Actor Armie Hammer was banished from polite society over allegations of cannibalism, rape and other kinky behavior. It cost him his big-time Hollywood career and his reputation.
He was investigated by the LAPD but not charged with a crime, so now he’s working his way back the only way a desperate person does in 2025. By starting a podcast.
On Sunday, the accused sex pest used his platform to talk about the time he was so horny, he switched teams as a hack to find no-strings gratification.
“it was hilarious,” he said on “Armie HammerTime,” adding, “Gay dudes seem to have it so easy, like, so easy!”
He described meeting a “handsome French” dude. “I was like, ‘Okay, this could work. This could work. Yeah. Let’s try this.’”
He then offered a blow-by-blow retelling of his bisexual experiment: kissing, groping and, ultimately, the realization that the other man’s beard and masculine build were a turnoff.
“It did physically for me absolutely nothing,” he said. “Nothing, like, not even a twitch.”
Speaking of doing nothing for him, there’s this conversation.
I’ve argued that we as a culture need to make room for folks like Hammer, who became #MeToo roadkill after being convicted in the court of public opinion.
But shaddap already.
Maybe it’s not the studly “Call Me by Your Name” star we need back — but shame.
We are, undoubtedly, in the golden age of celebrity TMI. Everyone has a podcast, and they’re dying to bombard you with tawdry tidbits. The more outrageous, the better.
Many celebrities don’t bother creating art anymore. The new showbiz is hawking lurid personal revelations — for clout, online influence, or to sell whatever crappy product they’ve slapped their name on.

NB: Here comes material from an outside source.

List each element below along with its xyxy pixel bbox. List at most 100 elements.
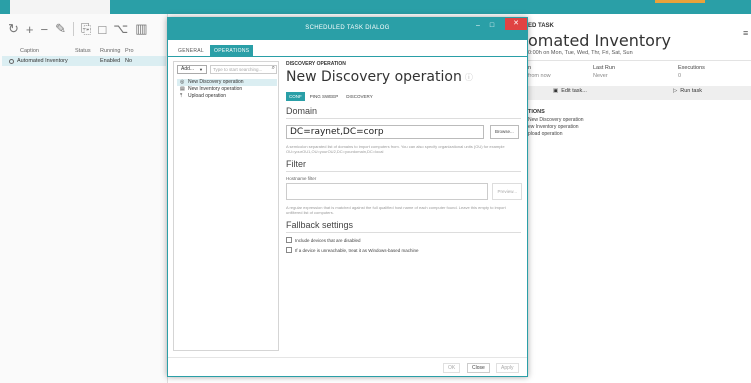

It’s cheap and undignified. It’s also a crowded field, which has upped the ante. Or lowered the bar.
Want to know every detail about “The Hills” Kristin Cavallari’s sex life? No problem, she’s talking about it nonstop on “Let’s be Honest with Kristin Cavallari.” Sometimes, she spreads it around: In December, the mother of three went on Bunnie XO’s podcast “Dumb Blonde to yap about country star Morgan Wallen, saying he was “a great f–k buddy.”
This woman is 37 and has three children, including a daughter, who presumably have access to Google. Have some pride. Some self-respect.
Last year, Katy Perry went on “Call her Daddy” — the main clearing house for cheap sex revelations — to reveal that she rewards her fiancé, Orlando Bloom, with oral sex if he’s done his household chores.
“I mean, like, literally, that is my love language,” she said, “I don’t need a red Ferrari. I can buy a red Ferrari. Just do the f–king dishes! I will suck your d–k! It’s that easy!”
Great.
These conversations are billed as casual and radically authentic to create an illusion of no-holds-barred conversation. Nothing is off-limits. Who knows what can happen. But these are as calculated and self-serving as fluffy old magazine profiles of yore.
They’re just more raunchy, to create some idea of fake intimacy between the celebrity and the audience.
To plug her new podcast, “Reclaiming,” Monica Lewinsky recently went on “Call Her Daddy” to relitigate the nearly 30-year-old presidential sex scandal she insists she is coming back from.
While I have sympathized with Lewinsky — with her anti-bullying campaign and her exposure of the feminist hypocrisy — it has become her entire career. And that’s a choice.
A podcast is just the latest iteration.
This is not to disparage the formula all together. Some podcasts feature incredible interviews with actors, athletes and other notables — deep dives that do not dip into the gutter to fill time and grab clout.
Libertine behavior has long been stitched into the creative class: sex, drugs, deviance. But so was discretion. No more.
No wonder the ever-shrinking A-list is an endangered concept.
That level of fame requires mystery and intrigue — not something we as a society value anymore.